Bio beware

Elvis Perkins clears up his cloudy ballads
By REYAN ALI  |  November 24, 2009

0911_elvis_main
KEEPING IT SIMPLE “I’m not sure of the worth of making up characters outside of the self,” says Perkins (second from left), “when the self is all that I can pretend to know.”

Elvis Perkins has got a backstory on him. He's the son of actor Anthony Perkins (most famous for Norman Bates in Psycho) and photographer/actress Berry Berenson; he's named in tribute to the King; as a kid he took guitar lessons from the Knack's original bassist. It's also a story rich in tragedy: Anthony Perkins died from AIDS-related pneumonia in 1992, and Berenson was on American Airlines Flight 11 on 9/11.

Perkins would ask that you put all these details aside. Plenty have already tried to dissect the knotted lyrics of his delicate ballads in light of what they know about his personal life. "I don't think that's helpful," he cautions listeners doubling as analysts. "There's all sorts of static everywhere getting in the way of our perception of anything."

Once a solo player and now captain of a collective dubbed Elvis Perkins in Dearland, the singer-songwriter offsets his tangled tales with an uncomplicated music, eschewing blunt emotional exposition in favor of curious characters in curiouser situations. "Emile's Vietnam in the Sky" opens with Jean Cocteau "covered in butter"; in "Shampoo," a "little sweeper boy" goes about his duties before the track assigns objects to colors ("Yellow is the color of the sun/Black is the color of a strangled rainbow"). Most confounding of all is "All the Night Without Love," a song made oddly tender by lines like " 'Touch me,' the graphic reads/On the magnetic athletic insole."

"I'm sometimes wary of putting too many direct feelings into a song," Perkins admits, adding, "I'm not sure of the worth of that, or of making up characters outside of the self, when the self is all that I can pretend to know."

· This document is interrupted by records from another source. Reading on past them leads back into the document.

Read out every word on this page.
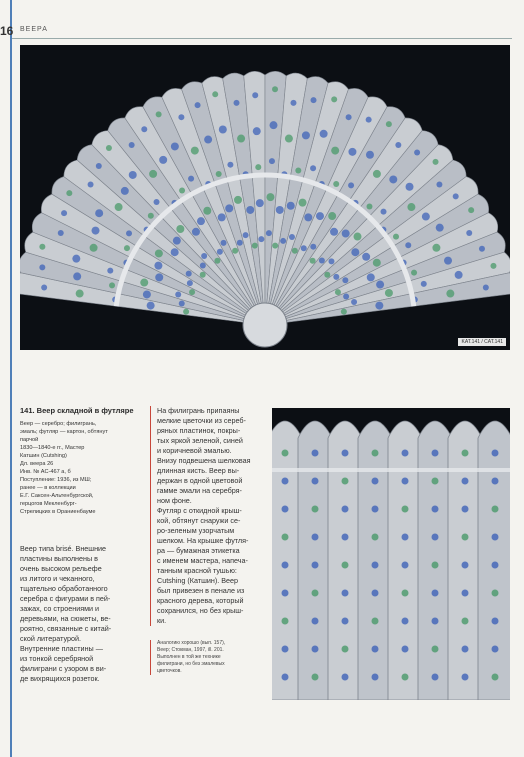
16 ВЕЕРА
KAT.141 / CAT.141

141. Веер складной в футляре

Веер — серебро; филигрань,
эмаль; футляр — картон, обтянут
парчой
1830—1840-е гг., Мастер
Катшин (Cutshing)
Дл. веера 26
Инв. № AC-467 а, б
Поступление: 1936, из МШ;
ранее — в коллекции
Е.Г. Саксен-Альтенбургской,
герцогов Мекленбург-
Стрелицких в Ораниенбауме
Веер типа brisé. Внешние
пластины выполнены в
очень высоком рельефе
из литого и чеканного,
тщательно обработанного
серебра с фигурами в пей-
зажах, со строениями и
деревьями, на сюжеты, ве-
роятно, связанные с китай-
ской литературой.
Внутренние пластины —
из тонкой серебряной
филиграни с узором в ви-
де вихрящихся розеток.
На филигрань припаяны
мелкие цветочки из сереб-
ряных пластинок, покры-
тых яркой зеленой, синей
и коричневой эмалью.
Внизу подвешена шелковая
длинная кисть. Веер вы-
держан в одной цветовой
гамме эмали на серебря-
ном фоне.
Футляр с откидной крыш-
кой, обтянут снаружи се-
ро-зеленым узорчатым
шелком. На крышке футля-
ра — бумажная этикетка
с именем мастера, напеча-
танным красной тушью:
Cutshing (Катшин). Веер
был привезен в пенале из
красного дерева, который
сохранился, но без крыш-
ки.
Аналогию хорошо (вып. 157),
Веер; Стокман, 1997, ill. 201.
Выполнен в той же технике
филиграни, но без эмалевых
цветочков.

His objections notwithstanding, discussions of 2007's Ash Wednesday frequently represented that solo debut as grim and woebegone. He and his band gave 2008's Elvis Perkins in Dearland a more uplifting sound, one lush with horns, harmoniums, and organs. "I'm inspired by the notion of doing good, or making some sort of successful communication. Most of the time we feel like products, like we're not alive in the first place. It's possible to bring some vitality back through song."

Two common and interlinked motifs in Perkins's lyrics are sleep and dreams, both enhancing the often æthereal cast of the music. Ash Wednesday included "Sleep Sandwich" and the majestic "While You Were Sleeping"; Dearland offers stray allusions like "I don't mind if you dream out loud" (from "Hey"). He explains, "A crazy and lonely reality has been erected around us and was built before we arrived here. Oftentimes, it seems it's not the place to be. Through our addictions, hobbies, lottery tickets, celebrity watching, and movies, we're trying to get out of here. The pure and simple way available to all of us — a place where we experience release from the elaborate cage we've constructed — occurs in the dream realms."